一度は心停止したんですが、そこから再生したんですよ。
きっとあなたの強い意志がそうさせたんですね」
「え、いやそんな……」
医者の言葉には同意できなかった。
この世の中に生きている理由なんて「体が生き続けているから」としか言えない。
「幸いにもケガの外傷もなかったんです、ほらね」
医者が差し出した鏡で自分を覗くと、自分の顔に落書きがされていた。
HP:25550日
「先生、俺の顔……落書きしました?」
「何言ってるんですか。

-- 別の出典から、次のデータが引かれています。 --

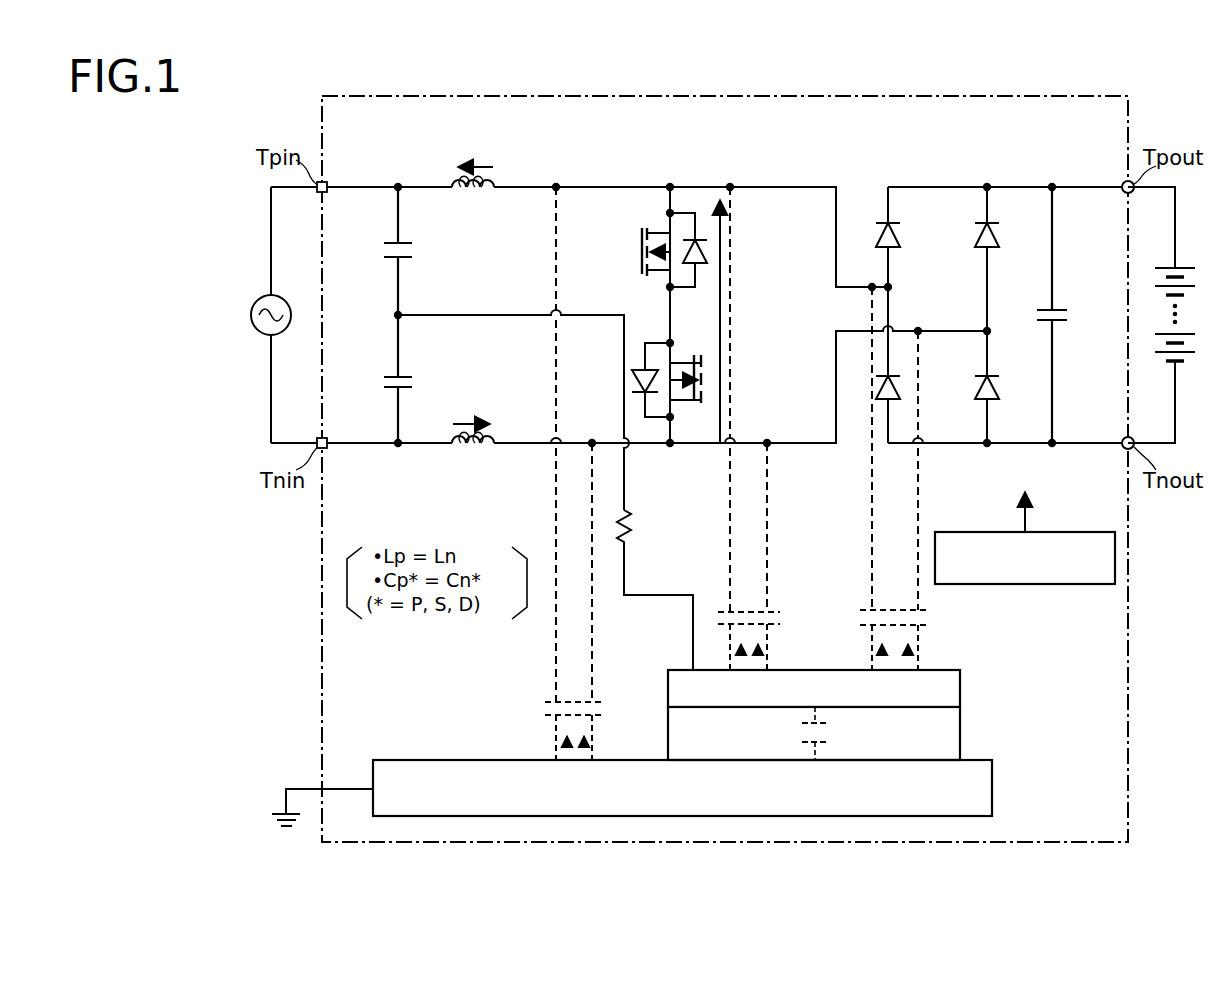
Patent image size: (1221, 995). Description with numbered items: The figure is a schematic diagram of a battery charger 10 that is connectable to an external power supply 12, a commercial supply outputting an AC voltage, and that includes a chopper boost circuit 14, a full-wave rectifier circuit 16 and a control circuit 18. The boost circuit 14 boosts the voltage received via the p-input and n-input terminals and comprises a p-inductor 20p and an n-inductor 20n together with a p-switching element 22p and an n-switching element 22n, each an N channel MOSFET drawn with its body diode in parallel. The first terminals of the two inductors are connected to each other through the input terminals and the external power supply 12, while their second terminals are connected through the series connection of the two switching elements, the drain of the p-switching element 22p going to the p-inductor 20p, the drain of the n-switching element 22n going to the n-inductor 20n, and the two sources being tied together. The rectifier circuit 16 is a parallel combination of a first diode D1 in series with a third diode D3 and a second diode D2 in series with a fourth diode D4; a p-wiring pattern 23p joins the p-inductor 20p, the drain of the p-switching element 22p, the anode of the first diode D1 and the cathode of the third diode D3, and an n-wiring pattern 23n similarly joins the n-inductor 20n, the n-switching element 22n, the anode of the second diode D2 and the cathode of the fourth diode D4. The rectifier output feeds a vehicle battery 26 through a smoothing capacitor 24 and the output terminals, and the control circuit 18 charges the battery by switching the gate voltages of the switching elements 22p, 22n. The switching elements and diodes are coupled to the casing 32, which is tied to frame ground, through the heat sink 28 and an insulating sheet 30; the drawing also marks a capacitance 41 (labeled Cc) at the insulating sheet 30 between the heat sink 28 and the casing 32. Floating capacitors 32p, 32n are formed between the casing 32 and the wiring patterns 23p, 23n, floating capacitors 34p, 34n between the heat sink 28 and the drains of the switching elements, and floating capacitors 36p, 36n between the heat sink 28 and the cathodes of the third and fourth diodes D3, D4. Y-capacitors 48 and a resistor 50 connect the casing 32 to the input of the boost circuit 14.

The battery charger 10 is at (1134, 133).
The external power supply 12 is at (262, 302).
The chopper boost circuit 14 is at (753, 165).
The full-wave rectifier circuit 16 is at (970, 167).
The control circuit 18 is at (1068, 585).
The p-inductor 20p is at (476, 196).
The n-inductor 20n is at (476, 452).
The p-switching element 22p is at (641, 250).
The n-switching element 22n is at (694, 370).
The p-wiring pattern 23p is at (792, 189).
The n-wiring pattern 23n is at (792, 441).
The smoothing capacitor 24 is at (1058, 310).
The vehicle battery 26 is at (1185, 268).
The heat sink 28 is at (961, 678).
The insulating sheet 30 is at (961, 722).
The casing 32 is at (993, 780).
The floating capacitor 32p is at (550, 702).
The floating capacitor 32n is at (598, 702).
The floating capacitor 34p is at (720, 610).
The floating capacitor 34n is at (778, 610).
The floating capacitor 36p is at (866, 627).
The floating capacitor 36n is at (930, 626).
The capacitance Cc of insulating sheet 41 is at (802, 727).
The Y-capacitors 48 is at (402, 246).
The resistor 50 is at (634, 512).
The first diode D1 is at (895, 238).
The second diode D2 is at (995, 238).
The third diode D3 is at (893, 380).
The fourth diode D4 is at (995, 377).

事故の後遺症ですか?」
HPと書かれた自分の顔の落書きは自分以外にわからないらしい。
同じ病室にいたかつて戦争経験者だけは「あ、ああ…」と気付いたように指さしていた。
でも相手にはされなかった。
「あの人、いつも何言っているかわからないから」だそうだ。
退院後、いくら経っても顔の落書きが消えることはなかった。
「なんだろうな、これ」
ひっかいてこそぎ落とせるかと試していてよそ見をしていた。
「危ない」という言葉に反応するときにはすでに車にはねられた。
「いたた……赤信号だったのか、気付かなかった」
「だだだだ、大丈夫ですか!?」
「ええ、大丈夫ですよ。なんとかセーフみたいですね」
「このスピードではねられて無事だったなんて、あなたすごすぎますよ!?
スタントマンとかですか!?」
「た、ただの会社員です。あはは……」
自分でも完全に死んだと思った。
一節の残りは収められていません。